There is a road that I jokingly call the “long road”, because it is the longest of 3 country roads I take to get home after I exit the interstate. On this day, it was as if the “long road” had turned into the long, dark, twisted entrance to a cave; a cave I’d once been in and thought I’d never go back. I’d been there nearly twenty years prior, when first diagnosed with bipolar disorder. I’d left college, going home to my parents, because I didn’t know what was wrong with me. I had been misdiagnosed by the college medical staff as “depressed”, but it was more than that. I was depressed at the time, but the medicine they gave me, anti-depressants, made me feel worse. So I dropped out of school and went home. By the Grace of God, my mother is a psychologist, and my father a counselor. They helped me find an amazing psychiatrist whom I saw, once a month (or more, if I needed to) for over 12 years. He said I reminded him of his daughter. He was a great doctor.

So there I was, on that road, headed for that cave again. Why? Because my friend was there, and I would not let him navigate that cave alone. I couldn’t drive fast enough to get to him, I was concerned and interested to see how he was, but not scared. I was never scared of him. I was scared for him. I knew that whatever he was facing, though different than what I faced, he would need me, and I would be there for him. Most importantly, I was bringing help. This time, as I entered that cave, I had Jesus with me.

I knew my friend’s smiles around others were faked because that’s what I used to do. I faked happiness for years so that I wouldn’t worry anyone. I just wanted everyone else to be OK, and not to pay attention to me. I wanted to melt into the background, go unnoticed, and just hide under a rock someplace. I saw this in my friend. I heard his words, and like a time machine, they took me back twenty years. Back to when I’d said those exact same words. “It’s like I am putting on a show for everyone”; “It’s exhausting”; “I don’t want to do this anymore”. I’ve known my friend more than 14 years, and saw though that fake happiness like his smile was made of glass. I saw through to the worry and pain he was in. I didn’t understand it and neither did he, but I would be there to try and figure it out with him.

I drove down that long passageway into the cave and found my friend. In this cave you never know behind which rock, or which corner, another scary thing is hiding. I knew because, like I said, I was in there twenty years ago, trying to sort it all out. For example, I would take a medication that was supposed to make me feel better. These medications can take 6-8 weeks to really start working. So I took the medication diligently, and for one month I was more depressed than ever. Fail; on to the next one. “Everyone reacts differently” my doctor said, “we have to keep trying”.

Around the next bend, I’d be prescribed something to help me sleep, but it only made me completely wired with a bad type of energy. So much terrible energy, that there was no way I could sleep. In fact, it gave me awful panic attacks. Fail; on to the next one. I felt like I was trying every medicine under the sun. But I had to keep trying.

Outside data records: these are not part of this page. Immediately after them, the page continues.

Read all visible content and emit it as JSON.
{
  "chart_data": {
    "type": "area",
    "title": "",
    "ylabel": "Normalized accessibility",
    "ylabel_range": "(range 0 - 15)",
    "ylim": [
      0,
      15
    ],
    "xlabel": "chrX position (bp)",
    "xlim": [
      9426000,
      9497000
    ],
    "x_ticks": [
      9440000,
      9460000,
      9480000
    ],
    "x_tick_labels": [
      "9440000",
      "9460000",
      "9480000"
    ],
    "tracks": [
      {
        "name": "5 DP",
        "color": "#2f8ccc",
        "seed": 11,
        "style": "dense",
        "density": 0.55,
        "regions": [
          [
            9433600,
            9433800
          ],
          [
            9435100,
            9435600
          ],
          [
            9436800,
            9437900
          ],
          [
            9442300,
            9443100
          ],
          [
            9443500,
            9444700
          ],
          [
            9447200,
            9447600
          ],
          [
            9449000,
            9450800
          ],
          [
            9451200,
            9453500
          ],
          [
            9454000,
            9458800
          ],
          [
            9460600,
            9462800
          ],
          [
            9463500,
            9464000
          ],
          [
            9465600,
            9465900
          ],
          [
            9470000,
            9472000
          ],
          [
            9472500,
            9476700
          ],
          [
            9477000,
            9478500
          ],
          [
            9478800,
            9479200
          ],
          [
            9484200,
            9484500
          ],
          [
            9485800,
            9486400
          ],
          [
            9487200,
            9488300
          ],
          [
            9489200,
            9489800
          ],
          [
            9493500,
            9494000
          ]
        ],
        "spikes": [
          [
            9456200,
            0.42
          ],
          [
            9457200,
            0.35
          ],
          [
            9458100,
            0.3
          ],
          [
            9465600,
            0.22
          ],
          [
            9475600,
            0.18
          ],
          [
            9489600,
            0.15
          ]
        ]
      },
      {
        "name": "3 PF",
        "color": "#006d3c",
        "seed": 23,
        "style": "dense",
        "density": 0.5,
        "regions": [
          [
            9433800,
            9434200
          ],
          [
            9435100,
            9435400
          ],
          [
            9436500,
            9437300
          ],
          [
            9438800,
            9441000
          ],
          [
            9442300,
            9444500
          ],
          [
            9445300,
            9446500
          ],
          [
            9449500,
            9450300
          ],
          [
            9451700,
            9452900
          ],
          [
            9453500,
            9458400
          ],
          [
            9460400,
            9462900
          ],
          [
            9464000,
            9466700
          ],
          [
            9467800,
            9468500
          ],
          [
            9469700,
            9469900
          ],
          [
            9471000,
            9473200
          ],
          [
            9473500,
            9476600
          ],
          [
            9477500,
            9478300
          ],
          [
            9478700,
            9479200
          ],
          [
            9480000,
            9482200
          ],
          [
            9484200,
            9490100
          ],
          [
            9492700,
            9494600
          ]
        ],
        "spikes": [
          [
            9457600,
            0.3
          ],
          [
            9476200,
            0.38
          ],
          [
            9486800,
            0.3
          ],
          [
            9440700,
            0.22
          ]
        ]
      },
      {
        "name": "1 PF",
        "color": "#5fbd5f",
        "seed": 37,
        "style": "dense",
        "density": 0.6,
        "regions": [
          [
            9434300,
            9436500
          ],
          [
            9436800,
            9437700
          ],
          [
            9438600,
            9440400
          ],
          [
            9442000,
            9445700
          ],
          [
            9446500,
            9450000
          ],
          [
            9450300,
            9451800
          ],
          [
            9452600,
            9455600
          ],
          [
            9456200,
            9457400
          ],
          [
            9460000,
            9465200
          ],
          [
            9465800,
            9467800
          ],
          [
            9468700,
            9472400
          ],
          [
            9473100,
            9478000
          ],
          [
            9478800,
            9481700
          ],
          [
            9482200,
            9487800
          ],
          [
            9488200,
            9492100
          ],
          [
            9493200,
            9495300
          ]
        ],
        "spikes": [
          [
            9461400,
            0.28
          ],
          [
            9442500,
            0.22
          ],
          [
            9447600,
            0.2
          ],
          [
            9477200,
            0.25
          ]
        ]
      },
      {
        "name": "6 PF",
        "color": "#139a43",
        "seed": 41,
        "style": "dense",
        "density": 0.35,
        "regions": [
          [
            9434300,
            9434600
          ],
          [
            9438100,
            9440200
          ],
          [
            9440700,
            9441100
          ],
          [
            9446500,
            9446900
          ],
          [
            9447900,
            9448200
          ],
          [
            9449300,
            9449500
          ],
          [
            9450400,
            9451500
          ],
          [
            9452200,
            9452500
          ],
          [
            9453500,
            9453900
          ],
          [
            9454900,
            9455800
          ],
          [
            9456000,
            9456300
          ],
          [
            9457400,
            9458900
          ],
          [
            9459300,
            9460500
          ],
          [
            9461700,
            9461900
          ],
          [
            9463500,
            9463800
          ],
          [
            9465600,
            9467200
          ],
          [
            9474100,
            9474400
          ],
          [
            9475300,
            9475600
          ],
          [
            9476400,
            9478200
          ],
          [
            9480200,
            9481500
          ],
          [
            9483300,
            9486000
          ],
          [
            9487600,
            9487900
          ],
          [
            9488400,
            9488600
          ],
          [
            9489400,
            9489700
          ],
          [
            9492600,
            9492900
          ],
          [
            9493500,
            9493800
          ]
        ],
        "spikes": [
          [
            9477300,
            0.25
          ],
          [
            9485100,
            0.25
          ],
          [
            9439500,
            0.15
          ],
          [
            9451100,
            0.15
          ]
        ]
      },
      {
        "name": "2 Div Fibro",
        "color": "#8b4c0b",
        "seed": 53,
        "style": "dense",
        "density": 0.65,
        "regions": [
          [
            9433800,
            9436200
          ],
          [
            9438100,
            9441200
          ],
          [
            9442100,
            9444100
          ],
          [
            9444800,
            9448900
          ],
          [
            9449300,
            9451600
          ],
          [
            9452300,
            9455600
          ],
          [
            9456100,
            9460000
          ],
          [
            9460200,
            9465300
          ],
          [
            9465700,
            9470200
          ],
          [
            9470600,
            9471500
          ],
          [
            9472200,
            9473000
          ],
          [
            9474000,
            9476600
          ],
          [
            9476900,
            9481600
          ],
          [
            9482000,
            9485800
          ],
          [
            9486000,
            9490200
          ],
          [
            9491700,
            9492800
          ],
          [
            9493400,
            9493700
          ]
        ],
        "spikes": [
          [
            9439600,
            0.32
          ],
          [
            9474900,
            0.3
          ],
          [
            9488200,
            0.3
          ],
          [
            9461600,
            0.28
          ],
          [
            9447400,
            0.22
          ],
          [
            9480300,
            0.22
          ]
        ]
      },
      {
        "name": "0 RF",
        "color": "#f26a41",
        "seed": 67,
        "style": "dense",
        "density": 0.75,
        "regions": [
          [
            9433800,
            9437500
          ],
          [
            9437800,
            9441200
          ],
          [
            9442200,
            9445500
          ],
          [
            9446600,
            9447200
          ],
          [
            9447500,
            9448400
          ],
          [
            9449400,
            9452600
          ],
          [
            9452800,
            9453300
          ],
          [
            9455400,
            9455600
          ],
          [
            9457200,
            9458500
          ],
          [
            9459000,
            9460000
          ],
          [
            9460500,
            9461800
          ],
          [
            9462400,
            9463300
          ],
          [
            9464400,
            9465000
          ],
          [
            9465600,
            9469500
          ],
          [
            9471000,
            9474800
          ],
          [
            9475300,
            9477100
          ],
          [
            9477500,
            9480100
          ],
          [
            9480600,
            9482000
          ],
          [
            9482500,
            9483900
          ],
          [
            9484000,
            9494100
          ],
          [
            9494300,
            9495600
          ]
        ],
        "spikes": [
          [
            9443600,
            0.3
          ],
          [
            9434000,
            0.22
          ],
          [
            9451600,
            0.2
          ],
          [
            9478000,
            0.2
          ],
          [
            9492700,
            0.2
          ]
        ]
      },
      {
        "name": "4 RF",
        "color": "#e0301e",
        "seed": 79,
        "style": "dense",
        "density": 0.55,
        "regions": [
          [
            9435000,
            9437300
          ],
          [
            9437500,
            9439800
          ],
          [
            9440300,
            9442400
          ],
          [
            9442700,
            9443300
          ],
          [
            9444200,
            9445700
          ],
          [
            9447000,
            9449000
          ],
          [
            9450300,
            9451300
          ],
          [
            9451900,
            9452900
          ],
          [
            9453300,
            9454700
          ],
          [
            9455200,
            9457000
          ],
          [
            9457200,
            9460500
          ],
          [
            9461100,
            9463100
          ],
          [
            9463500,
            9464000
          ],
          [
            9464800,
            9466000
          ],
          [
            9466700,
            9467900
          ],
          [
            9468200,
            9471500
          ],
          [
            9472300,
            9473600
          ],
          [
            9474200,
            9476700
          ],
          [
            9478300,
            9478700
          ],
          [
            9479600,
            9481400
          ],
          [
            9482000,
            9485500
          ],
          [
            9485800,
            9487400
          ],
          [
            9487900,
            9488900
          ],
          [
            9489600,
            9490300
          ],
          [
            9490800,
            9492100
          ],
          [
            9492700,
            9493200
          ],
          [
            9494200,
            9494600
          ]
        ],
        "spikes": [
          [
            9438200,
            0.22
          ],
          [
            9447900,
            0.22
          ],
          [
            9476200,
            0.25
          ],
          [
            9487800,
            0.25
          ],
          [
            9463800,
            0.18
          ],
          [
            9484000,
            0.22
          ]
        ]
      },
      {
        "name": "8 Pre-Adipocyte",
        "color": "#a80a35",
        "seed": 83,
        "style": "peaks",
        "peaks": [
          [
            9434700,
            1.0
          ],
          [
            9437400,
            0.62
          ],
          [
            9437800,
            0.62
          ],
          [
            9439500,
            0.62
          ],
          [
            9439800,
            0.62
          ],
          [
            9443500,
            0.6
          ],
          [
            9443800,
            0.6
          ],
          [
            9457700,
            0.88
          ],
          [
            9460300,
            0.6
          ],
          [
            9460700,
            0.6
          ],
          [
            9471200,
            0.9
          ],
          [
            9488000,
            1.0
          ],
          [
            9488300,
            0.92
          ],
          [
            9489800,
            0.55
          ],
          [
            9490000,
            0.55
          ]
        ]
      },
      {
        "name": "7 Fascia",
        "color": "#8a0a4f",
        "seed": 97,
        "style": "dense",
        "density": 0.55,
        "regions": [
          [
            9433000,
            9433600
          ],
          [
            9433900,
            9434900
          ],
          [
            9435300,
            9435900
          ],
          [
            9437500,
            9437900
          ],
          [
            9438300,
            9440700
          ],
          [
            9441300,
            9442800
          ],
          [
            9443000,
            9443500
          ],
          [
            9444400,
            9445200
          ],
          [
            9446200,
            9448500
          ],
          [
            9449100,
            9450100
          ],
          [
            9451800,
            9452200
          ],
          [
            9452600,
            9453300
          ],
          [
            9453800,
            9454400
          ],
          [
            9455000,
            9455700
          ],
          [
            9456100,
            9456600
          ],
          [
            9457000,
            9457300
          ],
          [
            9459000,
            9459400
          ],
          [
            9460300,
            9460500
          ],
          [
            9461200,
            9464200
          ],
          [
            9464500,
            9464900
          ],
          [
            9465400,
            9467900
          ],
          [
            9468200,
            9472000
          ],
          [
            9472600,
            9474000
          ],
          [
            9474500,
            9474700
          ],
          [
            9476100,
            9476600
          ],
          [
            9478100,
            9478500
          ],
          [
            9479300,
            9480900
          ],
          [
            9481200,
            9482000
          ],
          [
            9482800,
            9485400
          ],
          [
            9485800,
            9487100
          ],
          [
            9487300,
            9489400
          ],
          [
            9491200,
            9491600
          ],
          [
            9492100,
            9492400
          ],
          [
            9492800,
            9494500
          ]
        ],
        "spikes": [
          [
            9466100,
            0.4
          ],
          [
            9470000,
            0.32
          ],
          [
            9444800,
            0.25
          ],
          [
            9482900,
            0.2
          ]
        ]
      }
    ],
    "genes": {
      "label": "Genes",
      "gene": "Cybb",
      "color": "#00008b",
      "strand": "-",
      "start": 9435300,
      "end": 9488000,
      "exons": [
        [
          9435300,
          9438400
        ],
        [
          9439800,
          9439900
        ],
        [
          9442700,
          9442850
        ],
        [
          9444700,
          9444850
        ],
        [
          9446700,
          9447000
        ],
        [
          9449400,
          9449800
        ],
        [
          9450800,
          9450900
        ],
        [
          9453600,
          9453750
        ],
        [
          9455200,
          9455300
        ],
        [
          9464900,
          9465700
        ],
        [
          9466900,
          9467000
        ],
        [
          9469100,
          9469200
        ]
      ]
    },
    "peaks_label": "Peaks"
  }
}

There is light at the end of this cave; you can get through, and you can overcome. Not only that, but I think, after twenty years, I finally know why God allowed me to wander into that cave to begin with. So I could help others. So my cave becomes a blessing. From dark to light, from walking through hell to helping others. Amazing. Amazing realization for me but my friend still has a long way to go. So do many other people who find themselves at the mouth of this dark cave.

But I will be there with him every step along the way. On the other side of this cave is the rest of his life. I know because I’ve been thought it. And who knows, maybe I’m still walking through that old cave of mine, but now I have my faith, my God, and Jesus. And that makes all the difference.